As a consultant I want my employer to be honest because it’s not pleasant to be announced an expert on a topic if you are not and you know up front you cannot live up to the expectation. As a customer it’s not pleasant to expect an expert and be disappointed when in fact it’s not an expert at all. Again aligning what is expected is a key factor.
Once you committed to performing a service, you also have to make sure you deliver. Making good arrangements up front and aligning with customer expectations is what can prevent deadlines not being reached and customers from being disappointed.
When I order a product online and it sais if you pay 10 euro additionally you will have your product in 24 hours, I expect it to be delivered in 24 hours. I have had a present some time ago that was delivered after a week even though I flagged 24 hour delivery and gave 10 euro for it.
I got my 10 euro back but to get it back I had to phone the company who offers the service and complain about the fact that my delivery was late. I will not order another thing from them again, they didn’t deliver a quality service. Instead I had to go out and buy another present (not equally nice as the one I ordered) which was a disappointing experience for me.
Feedback can help improving existing services so as a customer it’s important to give feedback, as a supplier it’s important to request feedback and act upon it to further improve the quality of your services.
SAP Support Services
Last but not least my experience with receiving services from SAP support services. Not all of the services are of the same level of quality. Of course several factors influence this as you could already read in this blog, for example a junior, senior or expert performing service, the content of the service, how much is automated or manual and so on.
Go Live check
I received a go live check last week and I have some thought on it. I expect the system to be checked and I expect to receive recommendations to improve the configuration of the SAP system making it ready to go live (hence go live check). I know a lot of the content is automated by programming code that fetches the necessary data (also generating most of the headers and text) which is not an issue to me.
The package is nice, SAP has already seen the importance and the report is nicely formatted. What I don’t like is how some points are being handled. For a number of Oracle parameters, the report gives me the recommendation to check those parameters to see if they are correct. To me that doesn’t make sense, do I want to receive “you have to check it yourself” if I request a service to check the system? No I don’t want to have to go through the whole report and accumulate all the things I now have to go check myself because then I’m losing time on something which should have been delivered to me in the first place.
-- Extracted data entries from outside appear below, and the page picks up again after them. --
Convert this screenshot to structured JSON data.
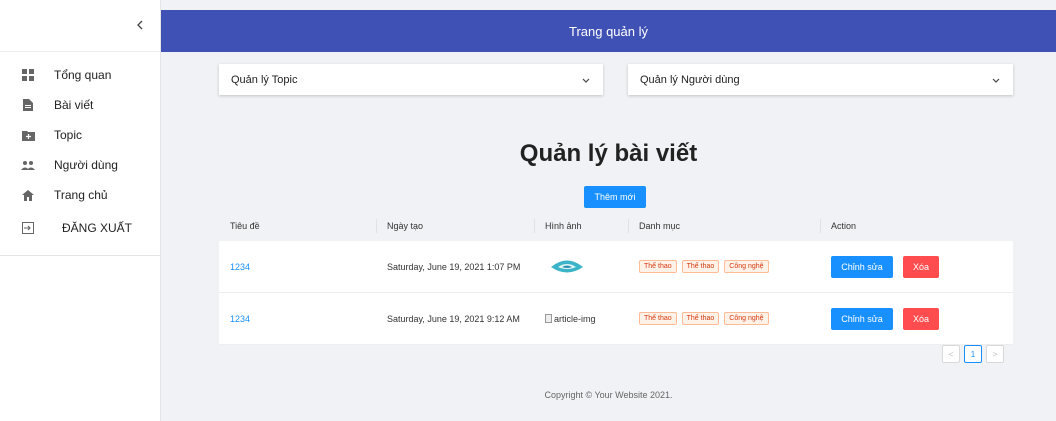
{
  "sidebar": {
    "collapse_icon": "chevron-left-icon",
    "items": [
      {
        "label": "Tổng quan",
        "icon": "dashboard-icon"
      },
      {
        "label": "Bài viết",
        "icon": "file-icon"
      },
      {
        "label": "Topic",
        "icon": "folder-add-icon"
      },
      {
        "label": "Người dùng",
        "icon": "team-icon"
      },
      {
        "label": "Trang chủ",
        "icon": "home-icon"
      },
      {
        "label": "ĐĂNG XUẤT",
        "icon": "logout-icon"
      }
    ]
  },
  "header": {
    "title": "Trang quản lý"
  },
  "dropdowns": {
    "topic": {
      "label": "Quản lý Topic"
    },
    "users": {
      "label": "Quản lý Người dùng"
    }
  },
  "main": {
    "title": "Quản lý bài viết",
    "add_button": "Thêm mới"
  },
  "table": {
    "columns": [
      "Tiêu đề",
      "Ngày tạo",
      "Hình ảnh",
      "Danh mục",
      "Action"
    ],
    "rows": [
      {
        "title": "1234",
        "created": "Saturday, June 19, 2021 1:07 PM",
        "image": "logo",
        "tags": [
          "Thể thao",
          "Thể thao",
          "Công nghệ"
        ],
        "edit": "Chỉnh sửa",
        "delete": "Xóa"
      },
      {
        "title": "1234",
        "created": "Saturday, June 19, 2021 9:12 AM",
        "image_alt": "article-img",
        "tags": [
          "Thể thao",
          "Thể thao",
          "Công nghệ"
        ],
        "edit": "Chỉnh sửa",
        "delete": "Xóa"
      }
    ]
  },
  "pagination": {
    "prev": "<",
    "current": "1",
    "next": ">"
  },
  "footer": {
    "text": "Copyright © Your Website 2021."
  },
  "colors": {
    "header": "#3f51b5",
    "primary": "#1890ff",
    "danger": "#ff4d4f",
    "tag_text": "#d4380d"
  }
}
Another example are the Java parameter settings, if I would set additional parameters on a dispatcher node which can be necessary for smooth system operation, the go live check report might flag them as being wrong while in fact they are not. This is due to sometimes too much automation and lack of human interaction delivering the service.
The result is my customer starts asking questions and in the end I have to create my own report on which recommendations I want them to consider or which ones we will implement and which ones not because of situations as described above.
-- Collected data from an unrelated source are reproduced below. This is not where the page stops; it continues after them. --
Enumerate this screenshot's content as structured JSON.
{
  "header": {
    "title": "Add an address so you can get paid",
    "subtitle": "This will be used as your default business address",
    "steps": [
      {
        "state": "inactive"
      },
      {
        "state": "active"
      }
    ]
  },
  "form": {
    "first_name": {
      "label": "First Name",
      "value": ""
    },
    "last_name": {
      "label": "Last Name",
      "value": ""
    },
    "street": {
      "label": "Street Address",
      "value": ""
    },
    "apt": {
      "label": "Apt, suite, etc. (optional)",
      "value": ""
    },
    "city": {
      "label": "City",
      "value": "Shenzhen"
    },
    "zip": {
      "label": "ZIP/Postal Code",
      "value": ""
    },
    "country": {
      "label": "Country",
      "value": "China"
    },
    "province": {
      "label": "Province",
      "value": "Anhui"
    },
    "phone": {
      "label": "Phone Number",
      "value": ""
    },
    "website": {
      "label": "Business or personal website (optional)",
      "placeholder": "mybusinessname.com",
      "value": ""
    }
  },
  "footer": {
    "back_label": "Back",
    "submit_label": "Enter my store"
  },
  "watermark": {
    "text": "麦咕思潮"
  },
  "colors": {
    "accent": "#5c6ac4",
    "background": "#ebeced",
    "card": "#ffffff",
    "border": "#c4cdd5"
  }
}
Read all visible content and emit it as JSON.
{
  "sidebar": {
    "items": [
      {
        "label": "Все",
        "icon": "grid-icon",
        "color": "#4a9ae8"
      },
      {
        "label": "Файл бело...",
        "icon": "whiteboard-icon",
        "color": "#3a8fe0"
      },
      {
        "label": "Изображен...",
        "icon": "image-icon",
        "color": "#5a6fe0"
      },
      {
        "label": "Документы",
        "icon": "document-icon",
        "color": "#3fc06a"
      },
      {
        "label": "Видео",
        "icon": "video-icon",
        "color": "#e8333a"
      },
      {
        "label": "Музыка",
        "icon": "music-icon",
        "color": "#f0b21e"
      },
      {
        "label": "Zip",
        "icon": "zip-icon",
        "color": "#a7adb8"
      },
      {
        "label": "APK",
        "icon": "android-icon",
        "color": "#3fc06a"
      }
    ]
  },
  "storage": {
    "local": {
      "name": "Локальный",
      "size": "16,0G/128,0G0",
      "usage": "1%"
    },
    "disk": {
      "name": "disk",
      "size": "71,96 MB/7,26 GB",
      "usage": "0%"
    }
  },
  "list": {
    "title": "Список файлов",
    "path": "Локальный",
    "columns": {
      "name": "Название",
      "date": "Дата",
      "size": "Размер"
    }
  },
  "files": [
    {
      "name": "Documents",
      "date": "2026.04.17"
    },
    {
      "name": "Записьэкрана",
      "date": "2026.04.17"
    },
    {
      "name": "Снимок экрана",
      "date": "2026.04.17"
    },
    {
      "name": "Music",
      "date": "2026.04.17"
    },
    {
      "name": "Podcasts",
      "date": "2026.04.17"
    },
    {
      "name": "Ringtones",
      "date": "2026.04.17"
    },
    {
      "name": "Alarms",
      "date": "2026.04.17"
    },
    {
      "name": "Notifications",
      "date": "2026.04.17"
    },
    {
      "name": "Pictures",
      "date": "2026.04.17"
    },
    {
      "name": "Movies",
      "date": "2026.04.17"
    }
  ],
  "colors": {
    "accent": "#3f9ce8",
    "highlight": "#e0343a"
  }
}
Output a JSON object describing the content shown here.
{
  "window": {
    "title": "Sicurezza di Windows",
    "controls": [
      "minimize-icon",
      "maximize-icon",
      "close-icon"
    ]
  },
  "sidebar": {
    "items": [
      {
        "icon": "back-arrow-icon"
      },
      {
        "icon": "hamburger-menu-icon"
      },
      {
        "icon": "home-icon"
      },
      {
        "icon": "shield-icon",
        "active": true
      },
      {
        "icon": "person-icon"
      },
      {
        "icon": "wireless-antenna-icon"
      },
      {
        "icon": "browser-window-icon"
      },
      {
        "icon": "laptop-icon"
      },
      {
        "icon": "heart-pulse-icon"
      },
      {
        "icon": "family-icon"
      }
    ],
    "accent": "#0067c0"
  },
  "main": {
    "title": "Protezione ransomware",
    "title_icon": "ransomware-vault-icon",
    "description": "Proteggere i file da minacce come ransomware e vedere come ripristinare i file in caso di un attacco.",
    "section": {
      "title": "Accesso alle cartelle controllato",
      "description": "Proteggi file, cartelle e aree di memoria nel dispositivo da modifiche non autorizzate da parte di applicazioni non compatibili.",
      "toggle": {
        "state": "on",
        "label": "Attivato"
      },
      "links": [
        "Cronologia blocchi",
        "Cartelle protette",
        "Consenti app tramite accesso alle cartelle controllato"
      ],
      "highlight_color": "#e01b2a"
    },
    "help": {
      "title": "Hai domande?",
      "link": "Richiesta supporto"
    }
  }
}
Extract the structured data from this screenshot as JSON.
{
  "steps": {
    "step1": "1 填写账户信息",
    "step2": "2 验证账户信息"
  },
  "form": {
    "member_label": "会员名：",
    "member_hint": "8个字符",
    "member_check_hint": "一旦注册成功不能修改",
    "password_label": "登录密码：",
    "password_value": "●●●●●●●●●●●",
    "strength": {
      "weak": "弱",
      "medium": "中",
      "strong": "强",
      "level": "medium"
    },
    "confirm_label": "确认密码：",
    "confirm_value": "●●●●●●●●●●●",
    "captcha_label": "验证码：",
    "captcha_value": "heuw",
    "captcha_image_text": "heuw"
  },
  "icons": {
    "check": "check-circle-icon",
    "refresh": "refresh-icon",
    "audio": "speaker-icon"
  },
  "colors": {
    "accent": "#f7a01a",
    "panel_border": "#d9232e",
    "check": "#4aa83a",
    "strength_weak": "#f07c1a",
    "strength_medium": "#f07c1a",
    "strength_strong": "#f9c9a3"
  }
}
Another thing I also sometimes miss is conclusions and opinions, human effort on the go live check reports I received lately are very minimal, I know it’s time consuming but if you want to deliver quality, you have to take time.
I don’t want to sound all negative on SAP support services as I believe the services are necessary and they do give added value but there is room for improvement. The services which offer the best quality are the ones with the most human interaction. That doesn’t mean the content may not be captured automatically but if you do checks automatically try to avoid the customer from having the perform checks himself again.